O presidente brasileiro alertou ainda para os riscos da concentração de poder nas grandes plataformas digitais. “Quando poucos controlam os algoritmos e a infraestrutura digital, não estamos falando de inovação, mas de dominação”, declarou. Ele acrescentou que “regular as chamadas big techs está ligado ao imperativo de salvaguardar os direitos humanos na esfera digital, promover a integridade da informação e proteger as indústrias criativas de nossos países”.
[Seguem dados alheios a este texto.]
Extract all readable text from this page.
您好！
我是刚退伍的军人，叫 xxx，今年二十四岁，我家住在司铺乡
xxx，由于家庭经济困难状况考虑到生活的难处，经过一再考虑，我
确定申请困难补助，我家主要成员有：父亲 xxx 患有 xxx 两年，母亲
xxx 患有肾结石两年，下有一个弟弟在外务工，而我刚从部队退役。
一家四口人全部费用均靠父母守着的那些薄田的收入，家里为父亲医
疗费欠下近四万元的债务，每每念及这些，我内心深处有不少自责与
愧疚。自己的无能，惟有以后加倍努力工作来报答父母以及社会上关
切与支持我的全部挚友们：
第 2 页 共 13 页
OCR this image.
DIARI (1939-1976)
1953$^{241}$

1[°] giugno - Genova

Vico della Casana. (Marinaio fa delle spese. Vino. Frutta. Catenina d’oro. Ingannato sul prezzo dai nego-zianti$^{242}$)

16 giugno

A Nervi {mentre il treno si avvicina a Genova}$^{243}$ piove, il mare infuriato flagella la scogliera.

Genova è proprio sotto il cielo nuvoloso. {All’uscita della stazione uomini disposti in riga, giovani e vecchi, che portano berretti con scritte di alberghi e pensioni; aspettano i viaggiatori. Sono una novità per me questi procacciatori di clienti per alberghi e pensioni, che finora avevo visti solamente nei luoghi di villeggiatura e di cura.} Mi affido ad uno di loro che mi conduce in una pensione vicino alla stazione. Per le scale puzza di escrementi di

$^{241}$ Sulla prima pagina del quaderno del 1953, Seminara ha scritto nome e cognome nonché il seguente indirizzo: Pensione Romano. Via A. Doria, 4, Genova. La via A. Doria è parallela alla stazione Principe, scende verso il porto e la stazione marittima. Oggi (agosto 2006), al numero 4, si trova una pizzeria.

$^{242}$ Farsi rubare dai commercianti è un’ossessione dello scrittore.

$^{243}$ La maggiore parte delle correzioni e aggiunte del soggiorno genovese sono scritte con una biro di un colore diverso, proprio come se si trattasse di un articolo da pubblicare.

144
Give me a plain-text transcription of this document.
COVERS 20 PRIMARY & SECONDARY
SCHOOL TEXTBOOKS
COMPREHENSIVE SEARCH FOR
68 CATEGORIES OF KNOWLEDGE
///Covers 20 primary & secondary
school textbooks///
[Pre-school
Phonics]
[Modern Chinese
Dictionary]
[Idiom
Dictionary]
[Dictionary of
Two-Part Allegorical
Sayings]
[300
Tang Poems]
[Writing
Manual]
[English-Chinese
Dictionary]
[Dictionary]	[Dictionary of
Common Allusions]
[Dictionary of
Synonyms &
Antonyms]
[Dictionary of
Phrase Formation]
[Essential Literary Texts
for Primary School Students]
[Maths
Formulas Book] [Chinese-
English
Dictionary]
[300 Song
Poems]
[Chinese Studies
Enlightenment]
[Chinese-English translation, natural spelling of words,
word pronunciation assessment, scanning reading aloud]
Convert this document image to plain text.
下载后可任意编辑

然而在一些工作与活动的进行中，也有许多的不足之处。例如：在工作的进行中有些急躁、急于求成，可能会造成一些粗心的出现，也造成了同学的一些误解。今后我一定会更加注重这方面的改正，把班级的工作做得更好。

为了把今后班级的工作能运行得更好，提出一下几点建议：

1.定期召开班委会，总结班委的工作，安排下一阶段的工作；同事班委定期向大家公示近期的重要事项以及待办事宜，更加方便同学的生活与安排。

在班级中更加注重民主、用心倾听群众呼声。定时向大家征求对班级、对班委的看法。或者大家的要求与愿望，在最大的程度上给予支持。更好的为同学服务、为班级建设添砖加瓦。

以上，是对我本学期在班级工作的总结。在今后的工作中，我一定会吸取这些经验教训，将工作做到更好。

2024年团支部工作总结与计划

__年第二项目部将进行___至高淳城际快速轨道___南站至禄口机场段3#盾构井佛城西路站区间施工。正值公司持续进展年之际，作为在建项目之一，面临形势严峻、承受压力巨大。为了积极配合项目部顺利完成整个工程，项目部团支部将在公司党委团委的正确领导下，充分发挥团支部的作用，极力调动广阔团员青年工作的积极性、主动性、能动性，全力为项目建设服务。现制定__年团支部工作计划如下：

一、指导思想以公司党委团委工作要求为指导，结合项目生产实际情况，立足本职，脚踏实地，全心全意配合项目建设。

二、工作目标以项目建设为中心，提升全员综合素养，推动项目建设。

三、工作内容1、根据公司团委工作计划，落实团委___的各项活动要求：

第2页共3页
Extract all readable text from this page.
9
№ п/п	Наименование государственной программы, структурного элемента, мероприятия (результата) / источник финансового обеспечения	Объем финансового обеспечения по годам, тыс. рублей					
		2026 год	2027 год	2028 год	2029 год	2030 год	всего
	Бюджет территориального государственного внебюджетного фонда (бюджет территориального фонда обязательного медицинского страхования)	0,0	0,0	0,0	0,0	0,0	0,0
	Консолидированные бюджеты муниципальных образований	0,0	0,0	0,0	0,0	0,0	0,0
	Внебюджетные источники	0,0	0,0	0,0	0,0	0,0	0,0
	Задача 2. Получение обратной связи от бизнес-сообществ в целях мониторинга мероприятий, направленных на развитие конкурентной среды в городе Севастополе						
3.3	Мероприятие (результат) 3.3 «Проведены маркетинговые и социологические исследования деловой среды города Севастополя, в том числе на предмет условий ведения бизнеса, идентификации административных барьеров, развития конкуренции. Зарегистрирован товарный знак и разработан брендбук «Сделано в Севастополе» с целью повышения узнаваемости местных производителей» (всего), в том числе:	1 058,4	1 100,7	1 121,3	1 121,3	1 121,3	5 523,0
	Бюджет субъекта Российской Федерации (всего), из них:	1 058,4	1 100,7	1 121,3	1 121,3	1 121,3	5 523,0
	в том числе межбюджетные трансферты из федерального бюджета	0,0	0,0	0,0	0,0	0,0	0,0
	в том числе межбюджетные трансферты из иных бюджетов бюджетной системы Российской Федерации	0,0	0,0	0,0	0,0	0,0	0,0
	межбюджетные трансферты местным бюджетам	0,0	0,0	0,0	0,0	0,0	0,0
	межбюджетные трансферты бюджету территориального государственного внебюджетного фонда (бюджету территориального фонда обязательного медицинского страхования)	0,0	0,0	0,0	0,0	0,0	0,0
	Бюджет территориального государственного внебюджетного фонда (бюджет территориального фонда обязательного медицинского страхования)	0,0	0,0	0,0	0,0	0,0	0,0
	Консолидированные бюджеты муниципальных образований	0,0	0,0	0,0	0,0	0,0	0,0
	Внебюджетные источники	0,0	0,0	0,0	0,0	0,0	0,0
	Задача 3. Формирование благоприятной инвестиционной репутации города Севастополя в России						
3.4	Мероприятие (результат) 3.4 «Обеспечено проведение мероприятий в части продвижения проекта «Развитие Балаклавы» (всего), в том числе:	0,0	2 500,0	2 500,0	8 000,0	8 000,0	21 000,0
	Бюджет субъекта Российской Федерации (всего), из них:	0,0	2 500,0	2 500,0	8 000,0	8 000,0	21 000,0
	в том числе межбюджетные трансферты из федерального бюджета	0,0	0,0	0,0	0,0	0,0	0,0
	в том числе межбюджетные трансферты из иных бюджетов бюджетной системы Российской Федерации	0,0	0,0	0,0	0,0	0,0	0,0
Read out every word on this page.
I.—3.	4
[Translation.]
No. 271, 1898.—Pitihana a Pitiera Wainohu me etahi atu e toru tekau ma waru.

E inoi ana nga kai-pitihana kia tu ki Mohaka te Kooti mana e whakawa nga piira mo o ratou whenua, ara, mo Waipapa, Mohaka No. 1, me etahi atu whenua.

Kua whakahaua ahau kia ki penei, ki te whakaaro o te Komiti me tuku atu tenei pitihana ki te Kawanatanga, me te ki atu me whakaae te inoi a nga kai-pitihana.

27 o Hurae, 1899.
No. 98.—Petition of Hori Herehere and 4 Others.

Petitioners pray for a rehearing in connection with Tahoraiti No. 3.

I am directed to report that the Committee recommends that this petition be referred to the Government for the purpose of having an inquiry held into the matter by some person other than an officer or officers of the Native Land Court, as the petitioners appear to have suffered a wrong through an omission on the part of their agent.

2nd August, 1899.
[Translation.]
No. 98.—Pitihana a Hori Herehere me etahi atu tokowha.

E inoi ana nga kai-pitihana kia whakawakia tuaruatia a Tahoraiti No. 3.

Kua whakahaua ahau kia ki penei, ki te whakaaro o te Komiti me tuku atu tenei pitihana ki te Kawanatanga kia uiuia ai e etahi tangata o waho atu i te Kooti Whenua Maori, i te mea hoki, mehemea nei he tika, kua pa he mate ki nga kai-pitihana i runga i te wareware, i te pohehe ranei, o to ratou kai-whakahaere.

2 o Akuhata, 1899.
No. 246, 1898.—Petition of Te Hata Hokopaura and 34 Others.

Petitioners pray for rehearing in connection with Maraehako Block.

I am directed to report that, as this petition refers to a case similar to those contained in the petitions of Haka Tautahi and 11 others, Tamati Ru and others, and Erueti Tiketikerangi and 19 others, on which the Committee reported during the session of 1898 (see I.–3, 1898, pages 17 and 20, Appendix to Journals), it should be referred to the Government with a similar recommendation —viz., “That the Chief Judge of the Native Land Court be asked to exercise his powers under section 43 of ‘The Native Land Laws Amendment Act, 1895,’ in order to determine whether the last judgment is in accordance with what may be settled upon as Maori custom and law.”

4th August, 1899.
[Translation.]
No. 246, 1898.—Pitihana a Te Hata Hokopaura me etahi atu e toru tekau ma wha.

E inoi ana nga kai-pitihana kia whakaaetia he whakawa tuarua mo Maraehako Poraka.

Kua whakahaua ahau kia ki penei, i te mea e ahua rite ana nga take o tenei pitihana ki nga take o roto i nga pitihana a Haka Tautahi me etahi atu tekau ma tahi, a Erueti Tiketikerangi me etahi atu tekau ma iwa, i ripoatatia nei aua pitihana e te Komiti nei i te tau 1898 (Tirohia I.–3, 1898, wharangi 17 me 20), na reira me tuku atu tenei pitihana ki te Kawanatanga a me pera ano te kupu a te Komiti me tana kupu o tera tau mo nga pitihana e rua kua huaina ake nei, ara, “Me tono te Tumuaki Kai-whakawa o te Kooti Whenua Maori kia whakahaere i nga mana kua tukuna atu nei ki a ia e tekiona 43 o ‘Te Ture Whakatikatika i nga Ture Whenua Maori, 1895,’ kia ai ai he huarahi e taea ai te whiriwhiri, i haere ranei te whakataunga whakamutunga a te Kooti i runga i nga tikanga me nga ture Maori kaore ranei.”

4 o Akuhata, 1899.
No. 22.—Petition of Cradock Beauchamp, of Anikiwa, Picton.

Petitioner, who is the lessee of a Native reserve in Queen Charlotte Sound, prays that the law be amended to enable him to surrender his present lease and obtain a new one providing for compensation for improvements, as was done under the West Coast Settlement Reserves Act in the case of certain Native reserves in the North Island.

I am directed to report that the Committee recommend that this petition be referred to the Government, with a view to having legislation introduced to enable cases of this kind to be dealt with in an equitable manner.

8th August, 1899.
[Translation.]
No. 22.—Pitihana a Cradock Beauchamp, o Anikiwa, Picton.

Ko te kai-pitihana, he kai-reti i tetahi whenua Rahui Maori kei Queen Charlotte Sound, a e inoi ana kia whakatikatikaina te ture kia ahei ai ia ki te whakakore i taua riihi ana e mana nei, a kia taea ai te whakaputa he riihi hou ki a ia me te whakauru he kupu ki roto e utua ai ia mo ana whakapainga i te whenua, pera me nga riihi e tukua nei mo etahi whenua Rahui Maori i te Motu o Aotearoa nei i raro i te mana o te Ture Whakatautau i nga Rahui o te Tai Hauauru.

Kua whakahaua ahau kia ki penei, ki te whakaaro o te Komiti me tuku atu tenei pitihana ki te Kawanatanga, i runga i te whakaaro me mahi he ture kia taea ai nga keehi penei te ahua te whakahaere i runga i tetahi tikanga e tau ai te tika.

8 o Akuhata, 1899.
Nos últimos anos, o Brasil tem adotado uma postura mais firme na regulação do ambiente digital, especialmente no combate à desinformação, o que gerou embates com grandes empresas de tecnologia sediadas majoritariamente nos Estados Unidos.

Paralelamente, o país tem atraído investimentos robustos no setor de tecnologia. No fim do ano passado, a ByteDance, controladora do TikTok, anunciou compromisso de US$ 38 bilhões para a construção de um complexo de data centers no Brasil. A Elea Data Centers, apoiada pelo Goldman Sachs, também planeja um projeto estimado em US$ 50 bilhões no Rio de Janeiro. No Congresso Nacional, tramita legislação voltada a ampliar a atração de investimentos em centros de dados.

Integrantes do G-20 e do BRICS, Brasil e Índia buscam, com a nova etapa de cooperação, ampliar o protagonismo das economias emergentes na definição das regras e padrões que moldarão o futuro da inteligência artificial e das cadeias globais de minerais estratégicos.